ACS Chemical Neuroscience targets a growing demand for publication of neuroscience research and represents an expansion of the ACS journal portfolio relating to biological chemistry. Utilizing ACS’ award-winning Web delivery platform, the journal will publish short features as well as peer-reviewed letters, articles, and reviews. The publication will include regular commentary features to discuss standards in the field as well as develop connections between technological advancements and applications. These features will serve to engage the diverse group of scientists working in the multidisciplinary neuroscience field.

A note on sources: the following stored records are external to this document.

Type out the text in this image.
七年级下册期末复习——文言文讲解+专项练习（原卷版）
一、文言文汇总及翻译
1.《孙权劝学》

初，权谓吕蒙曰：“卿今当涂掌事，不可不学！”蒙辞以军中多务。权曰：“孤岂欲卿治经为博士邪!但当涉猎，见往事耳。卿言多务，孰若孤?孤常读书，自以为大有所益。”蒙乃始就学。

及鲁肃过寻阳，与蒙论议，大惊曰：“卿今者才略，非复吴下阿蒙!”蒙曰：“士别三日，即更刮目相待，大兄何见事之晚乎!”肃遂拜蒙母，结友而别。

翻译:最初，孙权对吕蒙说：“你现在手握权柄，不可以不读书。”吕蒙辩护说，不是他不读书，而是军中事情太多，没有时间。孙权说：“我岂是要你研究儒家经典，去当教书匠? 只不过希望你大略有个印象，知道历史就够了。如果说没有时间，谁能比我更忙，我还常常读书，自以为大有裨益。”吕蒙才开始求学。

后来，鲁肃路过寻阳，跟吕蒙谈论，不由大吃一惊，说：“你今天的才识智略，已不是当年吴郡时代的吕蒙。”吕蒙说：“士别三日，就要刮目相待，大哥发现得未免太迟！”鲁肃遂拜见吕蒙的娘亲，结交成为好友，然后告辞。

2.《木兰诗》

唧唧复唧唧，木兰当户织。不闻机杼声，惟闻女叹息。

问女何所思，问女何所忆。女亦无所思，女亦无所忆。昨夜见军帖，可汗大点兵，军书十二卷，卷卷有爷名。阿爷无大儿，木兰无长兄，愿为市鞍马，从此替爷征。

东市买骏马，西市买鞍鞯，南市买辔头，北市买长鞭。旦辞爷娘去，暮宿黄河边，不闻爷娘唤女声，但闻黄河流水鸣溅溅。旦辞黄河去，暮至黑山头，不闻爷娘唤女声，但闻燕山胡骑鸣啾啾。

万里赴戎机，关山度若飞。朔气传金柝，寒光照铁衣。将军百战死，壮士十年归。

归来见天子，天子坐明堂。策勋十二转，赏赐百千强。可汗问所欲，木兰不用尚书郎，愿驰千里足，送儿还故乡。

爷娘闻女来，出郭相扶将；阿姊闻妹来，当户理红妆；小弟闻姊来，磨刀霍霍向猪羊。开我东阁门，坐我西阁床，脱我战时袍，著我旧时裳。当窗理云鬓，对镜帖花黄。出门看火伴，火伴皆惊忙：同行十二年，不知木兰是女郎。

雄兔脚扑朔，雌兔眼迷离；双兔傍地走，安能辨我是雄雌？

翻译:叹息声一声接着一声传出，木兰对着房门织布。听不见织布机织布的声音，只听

Lindsley comes to the journal with both academic and industrial experience. “He brings a unique perspective of what it takes to do neuroscience research in both sectors,” said Evelyn Jabri, Ph.D., senior acquisitions editor for ACS Publications and project leader for the new journal.
Unlike some other neuroscience journals, ACS Chemical Neuroscience won’t levy charges for publication and color figures, Lindsley said. This and other author benefits, such as rapid review and publication process, will provide authors with a competitive edge in disseminating their work, he added.
Lindsley is currently Associate Professor of Pharmacology and Chemistry and Director of Medicinal Chemistry for the Vanderbilt Institute of Chemical Biology Program in Drug Discovery at Vanderbilt University School of Medicine in Nashville, Tenn.
He earned his B.S. in chemistry from California State University in 1992 and a Ph.D. in chemistry from the University of California, Santa Barbara, in 1996. After a postdoctoral fellowship at Harvard University, he conducted medicinal chemistry research at Parke-Davis Pharmaceuticals, Eli Lilly & Co., and Merck & Co. Lindsley joined the faculty of Vanderbilt in 2006. His research currently focuses on developing new treaments for schizophrenia, Parkinson’s disease, and other disorders.